Norris highly recommends Pool Chasers and the Ask The Masters groups to professionals looking to engage with other high-quality pool pros. He’s also developed friendships in his area from the Facebook groups he’s in. He connected with Jeremy Hine of Florida Leisure 11 years ago, and the two have stayed in touch ever since.
“We can exchange ideas, but he’s not my competition,” he says of the friendship with Hine, whom he often meets at trade shows.
Experts warn building those professional friendships doesn’t come overnight. For those willing to invest the time, Facebook groups are a great way to find valuable mentors.
“It’s not a quick flip switch sort of thing,” Lenz says. “You have to develop a relationship. It’s pretty easy to go through and find those people [in a group]. Especially when you see a person’s always offering good information.”
Lenz says of Talking Pools that its founder, Rudy Stankowitz, is a “wealth of knowledge” and leads discussions with “high-caliber moderators.”
“They’re asking questions of others,” he says of 14psi Pool Industry Lounge. “It just seems to be a great team of members. There’s no real hierarchy. It’s not people bowing down to those who run it. Everybody respects everybody.”
As for the types of questions to post in those groups, only consider posting questions that aren’t timely. It’s a practical way to see who has tested the waters with other products or business practices, says Bowen.
“Typically, we don’t rely on Facebook groups; we only use them when we want multiple answers to questions and see what people are doing in a broad sense,” Bowen explains.

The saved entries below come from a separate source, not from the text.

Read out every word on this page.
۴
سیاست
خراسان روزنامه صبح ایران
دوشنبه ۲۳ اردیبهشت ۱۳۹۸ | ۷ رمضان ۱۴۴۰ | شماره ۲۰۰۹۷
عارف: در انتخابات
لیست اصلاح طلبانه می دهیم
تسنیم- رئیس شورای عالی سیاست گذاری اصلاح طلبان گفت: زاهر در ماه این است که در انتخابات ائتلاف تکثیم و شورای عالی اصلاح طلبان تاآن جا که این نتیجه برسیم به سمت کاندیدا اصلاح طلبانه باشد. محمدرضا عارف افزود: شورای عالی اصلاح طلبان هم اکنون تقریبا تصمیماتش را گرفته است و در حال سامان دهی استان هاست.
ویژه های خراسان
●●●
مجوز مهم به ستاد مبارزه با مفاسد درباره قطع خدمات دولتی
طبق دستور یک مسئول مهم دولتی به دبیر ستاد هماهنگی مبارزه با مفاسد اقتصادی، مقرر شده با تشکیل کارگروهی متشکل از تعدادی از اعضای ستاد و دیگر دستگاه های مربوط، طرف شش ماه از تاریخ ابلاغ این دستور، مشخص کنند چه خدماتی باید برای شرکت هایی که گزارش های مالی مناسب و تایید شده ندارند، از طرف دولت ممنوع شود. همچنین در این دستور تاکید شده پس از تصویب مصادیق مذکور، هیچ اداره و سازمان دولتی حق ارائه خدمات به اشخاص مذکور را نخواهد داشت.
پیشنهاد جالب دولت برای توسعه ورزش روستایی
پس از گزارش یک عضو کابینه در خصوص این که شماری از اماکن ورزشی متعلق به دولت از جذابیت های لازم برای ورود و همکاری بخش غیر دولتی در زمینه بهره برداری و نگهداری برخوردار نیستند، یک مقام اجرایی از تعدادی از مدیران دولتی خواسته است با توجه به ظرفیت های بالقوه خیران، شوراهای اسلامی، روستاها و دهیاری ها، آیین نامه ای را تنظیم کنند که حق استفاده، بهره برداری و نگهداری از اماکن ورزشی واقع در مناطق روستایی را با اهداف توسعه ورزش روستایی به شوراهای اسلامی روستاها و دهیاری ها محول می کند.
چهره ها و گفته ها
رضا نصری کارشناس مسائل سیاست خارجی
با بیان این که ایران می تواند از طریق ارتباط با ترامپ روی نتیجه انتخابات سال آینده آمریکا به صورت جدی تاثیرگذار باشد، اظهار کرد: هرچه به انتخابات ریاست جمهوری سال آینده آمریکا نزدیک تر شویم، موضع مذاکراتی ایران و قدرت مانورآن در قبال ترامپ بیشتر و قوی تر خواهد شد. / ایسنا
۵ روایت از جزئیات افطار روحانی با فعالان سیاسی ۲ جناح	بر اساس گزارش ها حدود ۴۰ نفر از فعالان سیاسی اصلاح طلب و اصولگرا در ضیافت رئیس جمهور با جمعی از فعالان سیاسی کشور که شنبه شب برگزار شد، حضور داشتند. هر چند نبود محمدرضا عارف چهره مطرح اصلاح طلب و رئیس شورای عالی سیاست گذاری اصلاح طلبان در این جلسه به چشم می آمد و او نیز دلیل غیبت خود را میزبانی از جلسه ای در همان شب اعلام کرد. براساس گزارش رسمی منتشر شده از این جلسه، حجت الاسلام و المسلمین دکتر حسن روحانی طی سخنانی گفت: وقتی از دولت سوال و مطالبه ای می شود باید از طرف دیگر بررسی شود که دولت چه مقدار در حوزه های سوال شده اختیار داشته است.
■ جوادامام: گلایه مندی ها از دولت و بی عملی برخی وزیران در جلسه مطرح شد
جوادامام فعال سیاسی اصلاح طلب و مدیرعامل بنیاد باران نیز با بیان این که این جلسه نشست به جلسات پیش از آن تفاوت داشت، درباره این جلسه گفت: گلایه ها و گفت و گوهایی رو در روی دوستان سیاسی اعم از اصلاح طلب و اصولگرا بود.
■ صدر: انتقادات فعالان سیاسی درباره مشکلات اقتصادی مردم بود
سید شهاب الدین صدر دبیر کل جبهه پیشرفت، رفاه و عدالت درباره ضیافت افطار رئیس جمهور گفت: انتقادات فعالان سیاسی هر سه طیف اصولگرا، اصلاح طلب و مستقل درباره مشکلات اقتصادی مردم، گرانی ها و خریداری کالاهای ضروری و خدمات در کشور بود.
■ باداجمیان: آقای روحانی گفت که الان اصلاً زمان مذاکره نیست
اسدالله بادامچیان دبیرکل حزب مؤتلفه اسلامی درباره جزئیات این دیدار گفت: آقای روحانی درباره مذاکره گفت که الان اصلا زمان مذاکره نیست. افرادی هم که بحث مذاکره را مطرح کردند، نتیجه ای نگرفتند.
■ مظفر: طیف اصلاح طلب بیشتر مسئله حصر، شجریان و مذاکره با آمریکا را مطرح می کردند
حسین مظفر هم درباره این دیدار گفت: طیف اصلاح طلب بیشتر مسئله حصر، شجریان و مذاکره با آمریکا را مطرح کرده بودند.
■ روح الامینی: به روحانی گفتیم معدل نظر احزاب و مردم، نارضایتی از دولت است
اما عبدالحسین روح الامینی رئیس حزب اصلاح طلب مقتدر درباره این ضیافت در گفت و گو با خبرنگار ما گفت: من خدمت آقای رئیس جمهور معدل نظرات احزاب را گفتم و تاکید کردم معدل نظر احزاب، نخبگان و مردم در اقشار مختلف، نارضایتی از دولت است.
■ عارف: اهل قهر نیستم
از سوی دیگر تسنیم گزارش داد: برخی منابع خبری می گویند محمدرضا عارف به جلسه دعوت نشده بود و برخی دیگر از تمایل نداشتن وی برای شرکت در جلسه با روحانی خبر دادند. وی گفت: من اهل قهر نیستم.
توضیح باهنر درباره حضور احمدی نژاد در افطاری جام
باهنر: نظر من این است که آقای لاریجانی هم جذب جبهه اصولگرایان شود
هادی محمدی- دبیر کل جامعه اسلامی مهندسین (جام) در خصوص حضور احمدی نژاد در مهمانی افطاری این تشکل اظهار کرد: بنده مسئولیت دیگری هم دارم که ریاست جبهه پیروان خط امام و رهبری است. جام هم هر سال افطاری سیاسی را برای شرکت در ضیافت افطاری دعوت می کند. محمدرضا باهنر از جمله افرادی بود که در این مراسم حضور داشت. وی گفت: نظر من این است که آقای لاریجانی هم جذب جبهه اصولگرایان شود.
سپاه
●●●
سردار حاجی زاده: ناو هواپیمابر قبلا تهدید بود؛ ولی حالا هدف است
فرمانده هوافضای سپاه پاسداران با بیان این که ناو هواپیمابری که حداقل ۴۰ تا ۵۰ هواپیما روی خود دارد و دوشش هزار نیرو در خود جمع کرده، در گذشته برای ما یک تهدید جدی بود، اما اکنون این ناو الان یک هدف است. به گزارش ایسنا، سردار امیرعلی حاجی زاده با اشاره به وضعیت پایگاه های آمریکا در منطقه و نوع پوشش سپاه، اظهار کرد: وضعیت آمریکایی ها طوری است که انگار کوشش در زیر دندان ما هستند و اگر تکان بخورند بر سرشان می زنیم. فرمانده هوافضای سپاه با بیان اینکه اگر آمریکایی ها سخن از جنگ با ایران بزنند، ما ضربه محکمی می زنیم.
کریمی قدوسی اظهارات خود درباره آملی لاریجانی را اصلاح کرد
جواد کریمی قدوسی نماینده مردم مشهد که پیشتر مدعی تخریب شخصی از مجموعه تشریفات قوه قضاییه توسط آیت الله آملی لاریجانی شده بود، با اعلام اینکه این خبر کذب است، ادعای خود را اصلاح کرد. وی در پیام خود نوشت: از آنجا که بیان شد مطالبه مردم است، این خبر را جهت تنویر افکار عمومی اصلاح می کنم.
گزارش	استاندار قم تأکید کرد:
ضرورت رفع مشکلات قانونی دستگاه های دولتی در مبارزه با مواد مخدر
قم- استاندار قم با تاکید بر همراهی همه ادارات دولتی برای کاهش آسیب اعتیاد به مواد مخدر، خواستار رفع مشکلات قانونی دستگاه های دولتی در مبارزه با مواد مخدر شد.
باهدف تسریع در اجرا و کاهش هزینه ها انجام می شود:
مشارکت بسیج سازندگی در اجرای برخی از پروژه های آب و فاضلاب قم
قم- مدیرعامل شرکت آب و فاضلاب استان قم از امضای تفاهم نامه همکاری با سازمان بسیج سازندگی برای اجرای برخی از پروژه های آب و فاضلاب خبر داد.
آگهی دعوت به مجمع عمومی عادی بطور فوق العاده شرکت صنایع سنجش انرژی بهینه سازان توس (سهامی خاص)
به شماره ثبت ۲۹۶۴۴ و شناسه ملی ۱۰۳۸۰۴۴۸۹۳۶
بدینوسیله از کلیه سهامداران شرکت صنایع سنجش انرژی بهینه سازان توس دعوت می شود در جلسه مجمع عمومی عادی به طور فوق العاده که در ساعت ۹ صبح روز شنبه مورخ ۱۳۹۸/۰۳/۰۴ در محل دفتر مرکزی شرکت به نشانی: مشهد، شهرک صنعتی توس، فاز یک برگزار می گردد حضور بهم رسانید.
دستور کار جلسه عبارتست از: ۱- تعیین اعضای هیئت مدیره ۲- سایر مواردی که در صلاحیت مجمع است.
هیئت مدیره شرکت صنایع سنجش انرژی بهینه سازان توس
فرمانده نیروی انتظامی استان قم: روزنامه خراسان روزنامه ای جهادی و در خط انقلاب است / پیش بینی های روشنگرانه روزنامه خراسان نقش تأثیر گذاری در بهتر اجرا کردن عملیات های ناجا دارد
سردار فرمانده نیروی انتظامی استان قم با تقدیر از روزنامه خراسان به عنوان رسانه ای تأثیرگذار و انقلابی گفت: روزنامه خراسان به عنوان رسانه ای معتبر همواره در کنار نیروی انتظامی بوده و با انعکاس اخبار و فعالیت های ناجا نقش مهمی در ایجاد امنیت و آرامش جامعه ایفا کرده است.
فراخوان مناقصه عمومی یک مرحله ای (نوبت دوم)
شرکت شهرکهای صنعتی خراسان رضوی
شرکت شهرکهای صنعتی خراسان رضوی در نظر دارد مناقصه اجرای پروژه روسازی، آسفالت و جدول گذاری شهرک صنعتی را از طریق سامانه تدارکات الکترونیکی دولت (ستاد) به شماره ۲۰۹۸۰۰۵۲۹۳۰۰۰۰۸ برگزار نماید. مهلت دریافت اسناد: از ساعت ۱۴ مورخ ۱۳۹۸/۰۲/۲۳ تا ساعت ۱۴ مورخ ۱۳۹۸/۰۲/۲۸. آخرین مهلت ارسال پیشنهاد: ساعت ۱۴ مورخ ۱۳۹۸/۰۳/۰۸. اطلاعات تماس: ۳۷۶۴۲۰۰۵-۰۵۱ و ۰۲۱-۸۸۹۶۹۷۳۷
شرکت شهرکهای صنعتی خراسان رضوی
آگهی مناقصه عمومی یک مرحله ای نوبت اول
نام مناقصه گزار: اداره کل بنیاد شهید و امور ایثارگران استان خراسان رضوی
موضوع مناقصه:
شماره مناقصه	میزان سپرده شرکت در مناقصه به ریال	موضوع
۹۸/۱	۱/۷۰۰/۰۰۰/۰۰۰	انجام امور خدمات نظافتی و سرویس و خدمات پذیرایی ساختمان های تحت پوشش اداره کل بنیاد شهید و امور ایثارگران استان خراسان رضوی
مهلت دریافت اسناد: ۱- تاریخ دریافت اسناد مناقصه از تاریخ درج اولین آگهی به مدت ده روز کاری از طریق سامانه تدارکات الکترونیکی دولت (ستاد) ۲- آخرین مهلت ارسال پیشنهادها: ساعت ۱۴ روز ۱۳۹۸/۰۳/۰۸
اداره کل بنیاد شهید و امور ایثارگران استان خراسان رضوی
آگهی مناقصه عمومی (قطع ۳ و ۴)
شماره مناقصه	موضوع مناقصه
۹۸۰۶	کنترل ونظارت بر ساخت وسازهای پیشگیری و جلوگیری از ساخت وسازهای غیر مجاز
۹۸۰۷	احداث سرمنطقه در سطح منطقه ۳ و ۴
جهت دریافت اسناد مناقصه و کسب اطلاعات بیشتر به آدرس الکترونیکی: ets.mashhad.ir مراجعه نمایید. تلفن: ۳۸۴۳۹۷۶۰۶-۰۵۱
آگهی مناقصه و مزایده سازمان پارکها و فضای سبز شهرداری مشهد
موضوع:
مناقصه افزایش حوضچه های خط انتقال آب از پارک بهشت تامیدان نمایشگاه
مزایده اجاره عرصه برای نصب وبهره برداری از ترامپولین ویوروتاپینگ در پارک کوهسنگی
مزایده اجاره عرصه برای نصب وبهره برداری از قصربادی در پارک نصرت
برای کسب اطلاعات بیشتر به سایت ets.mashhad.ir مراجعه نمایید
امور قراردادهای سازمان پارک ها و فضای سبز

For him, it makes more sense to focus on training over connecting on social media. “We do a lot of online training as a company,” he says. “I believe it’s good to be book smart and street smart, and that there is a time and place for both.”
Seek the Truth
Lastly, experts say it’s easy to get overloaded with bad information that could be costly in more ways than one.
“It’s hard for someone to know who to trust and who to believe,” Lenz says. “There’s a lot of risk and liability in everything we do. If you choose wrong, it could be devastating.”
Because of this, they recommend spending quality time in groups with those certified, well-respected individuals and investing in organizations that are highly regarded like Watershape University, PHTA, NESPA and IPSSA.
“There’s way too much bad information out there or people professing things that they aren’t really as versed in as they should be,” says Lenz.
That’s one of the reasons Norris trusts the Ask The Masters Facebook group as much as he does. He advises others to trust those who are highly invested in pool industry education. “Every master in there has extensive training for swimming pools,” he says of the group’s admins and contributors that evoke trust. “They’ve taken a lot of paid classes. If one of them responds to your post, you know it’s good.”